Leave the World Behind
- Author: Rumaan Alam
- Audio read by: Marin Ireland
- Cover artist: Jessica Brilli
- Language: English
- Set in: Long Island
- Publisher: Ecco
- Publication date: October 6, 2020
- Publication place: United States
- Media type: Print (hardcover, paperback), e-book, audiobook
- Pages: 256
- ISBN: 978-0-06266763-2 (hardcover)
- Website: www.rumaanalam.com/work/ltwb

= Leave the World Behind (novel) =

2020 novel by Rumaan Alam

Leave the World Behind is a 2020 novel by Rumaan Alam, published by Ecco. In 2023, the novel was adapted into a feature film by Netflix.

==Plot summary==
A family consisting of parents Amanda and Clay and their children Archie and Rose drive to a remote area on Long Island, where they have rented an expensive house for a vacation. One night, a couple, George and Ruth, arrive at the house unexpectedly. They claim to be the owners of the house and explain their presence as due to a blackout in the city, offering a partial refund in return for George and Ruth staying in part of the house. Amanda receives news of a blackout across the East Coast of the United States, but she remains suspicious of George and Ruth. Clay insists on letting George and Ruth stay. The phone, television, and Internet services at the house fail.
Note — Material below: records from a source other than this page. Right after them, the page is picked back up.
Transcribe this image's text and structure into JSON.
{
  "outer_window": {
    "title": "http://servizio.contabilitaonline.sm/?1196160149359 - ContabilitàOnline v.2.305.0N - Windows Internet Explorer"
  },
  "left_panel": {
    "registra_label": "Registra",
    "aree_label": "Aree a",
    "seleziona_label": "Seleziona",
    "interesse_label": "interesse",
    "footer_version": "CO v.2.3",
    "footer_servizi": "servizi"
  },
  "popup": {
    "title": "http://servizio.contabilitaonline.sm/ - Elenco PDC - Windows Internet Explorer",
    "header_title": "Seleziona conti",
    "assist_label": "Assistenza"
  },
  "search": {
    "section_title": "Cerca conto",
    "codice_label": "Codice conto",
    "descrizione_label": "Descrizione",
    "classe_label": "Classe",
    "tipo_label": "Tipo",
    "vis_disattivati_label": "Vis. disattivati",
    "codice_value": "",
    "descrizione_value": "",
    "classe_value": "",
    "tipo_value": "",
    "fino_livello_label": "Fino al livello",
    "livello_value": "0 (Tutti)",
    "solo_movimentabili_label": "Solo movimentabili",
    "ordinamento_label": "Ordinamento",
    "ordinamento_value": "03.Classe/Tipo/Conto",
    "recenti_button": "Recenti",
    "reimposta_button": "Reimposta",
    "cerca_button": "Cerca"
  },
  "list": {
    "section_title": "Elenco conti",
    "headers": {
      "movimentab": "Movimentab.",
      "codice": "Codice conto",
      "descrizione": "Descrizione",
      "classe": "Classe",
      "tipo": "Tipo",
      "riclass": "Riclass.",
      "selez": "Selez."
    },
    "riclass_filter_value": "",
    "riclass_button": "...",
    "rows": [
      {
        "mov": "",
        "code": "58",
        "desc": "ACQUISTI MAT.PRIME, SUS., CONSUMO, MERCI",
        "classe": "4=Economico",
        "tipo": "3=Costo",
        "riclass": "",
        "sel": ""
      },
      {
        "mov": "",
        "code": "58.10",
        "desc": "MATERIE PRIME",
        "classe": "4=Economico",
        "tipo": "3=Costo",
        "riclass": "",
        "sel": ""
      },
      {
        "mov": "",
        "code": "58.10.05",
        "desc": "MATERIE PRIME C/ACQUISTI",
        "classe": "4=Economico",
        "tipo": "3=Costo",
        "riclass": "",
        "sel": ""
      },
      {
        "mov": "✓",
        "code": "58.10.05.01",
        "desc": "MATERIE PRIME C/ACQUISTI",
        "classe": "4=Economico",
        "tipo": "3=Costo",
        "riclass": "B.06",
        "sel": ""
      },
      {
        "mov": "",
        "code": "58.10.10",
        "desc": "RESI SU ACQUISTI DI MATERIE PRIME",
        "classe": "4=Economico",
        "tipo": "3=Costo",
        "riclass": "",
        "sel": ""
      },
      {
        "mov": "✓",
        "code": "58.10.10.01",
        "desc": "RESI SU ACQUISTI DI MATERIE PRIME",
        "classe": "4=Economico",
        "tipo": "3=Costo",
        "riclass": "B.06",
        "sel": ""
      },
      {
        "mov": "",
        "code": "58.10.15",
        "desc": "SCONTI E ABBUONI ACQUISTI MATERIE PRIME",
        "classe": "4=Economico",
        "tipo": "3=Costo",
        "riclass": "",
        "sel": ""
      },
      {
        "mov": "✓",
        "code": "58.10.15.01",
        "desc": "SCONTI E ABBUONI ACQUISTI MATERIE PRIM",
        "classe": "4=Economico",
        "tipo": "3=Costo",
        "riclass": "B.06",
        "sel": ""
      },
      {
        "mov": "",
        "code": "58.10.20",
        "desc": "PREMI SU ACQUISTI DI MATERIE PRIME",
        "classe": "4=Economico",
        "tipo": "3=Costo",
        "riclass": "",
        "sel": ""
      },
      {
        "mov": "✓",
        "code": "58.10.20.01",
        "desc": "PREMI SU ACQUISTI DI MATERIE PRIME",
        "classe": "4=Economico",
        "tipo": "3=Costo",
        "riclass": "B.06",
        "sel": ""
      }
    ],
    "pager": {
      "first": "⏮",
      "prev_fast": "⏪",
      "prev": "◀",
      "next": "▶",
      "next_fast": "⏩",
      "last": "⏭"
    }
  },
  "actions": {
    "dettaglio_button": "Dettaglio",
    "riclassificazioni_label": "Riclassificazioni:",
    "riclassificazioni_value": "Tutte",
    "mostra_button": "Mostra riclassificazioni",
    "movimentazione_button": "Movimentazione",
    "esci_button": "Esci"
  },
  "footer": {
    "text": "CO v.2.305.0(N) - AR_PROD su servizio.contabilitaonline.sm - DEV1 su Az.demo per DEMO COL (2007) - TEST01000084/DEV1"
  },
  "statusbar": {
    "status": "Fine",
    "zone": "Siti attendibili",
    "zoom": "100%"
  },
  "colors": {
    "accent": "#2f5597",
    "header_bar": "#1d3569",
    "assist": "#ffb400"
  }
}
The next day, it is hotter than usual, and Rose sees dozens of deer outside the house, later seeing thousands more deer. Clay leaves the deer alone, wanting to drive to town to learn more about the situation, but he becomes lost. He encounters a distressed woman who can only speak Spanish; she discusses something about "electric", "telephone" and "deer" which he cannot comprehend and he abandons her. Rose and Archie decide to explore the surrounding forest, resulting in Archie being bitten by a tick.

Rose, Archie and Clay return to the house after hearing loud noises, which crack the glass doors. Clay says that he did not see anyone during his drive. The adults prepare for a long blackout, filling the bathtub with water and checking on the food stores. Archie falls ill with a fever, and his parents decide to bring him to a doctor the next day. At night, many wild flamingos arrive at the house. More loud noises ring out (from planes), and bats fall to the ground.

The next day, several of Archie's teeth have fallen out, and he vomits out blood, while Rose is missing. Clay admits having gotten lost in his earlier trip, so George offers to show Clay how to drive Archie to the hospital. During the journey, Clay admits to George that he met and abandoned the Spanish-speaking woman despite her need for help. George suspects that the woman was his maid, Rosa. Clay and George visit George's contractor, Danny, who treats them coldly. Danny discusses the mass migration of deer as a bad omen and declines to help them. Danny recommends that the trio return to George's house, which they agree to.

Elsewhere in the world, people have died after the disruption to the electricity; there have been floods; states of emergency have been instituted; and the American president has gone to hiding in a bunker. Amanda and Ruth search for Rose but fail to find her. Rose returns to a house she saw the previous day, with no inhabitants there, Rose raids the house for supplies to bring back to George's house.

==Reception==

===Critical reception===
Writing for The New Yorker, Hillary Kelly praised the novel as "enthralling".

===Honors===
It was a finalist for the 2020 National Book Award for Fiction, and was assessed by Emily Temple of Literary Hub to have been included on twenty year-end lists featuring the best novels of 2020.

==Film adaptation==

The novel was adapted into a 2023 film by Netflix. In the film, the character of Ruth is changed to George's daughter, instead of his wife.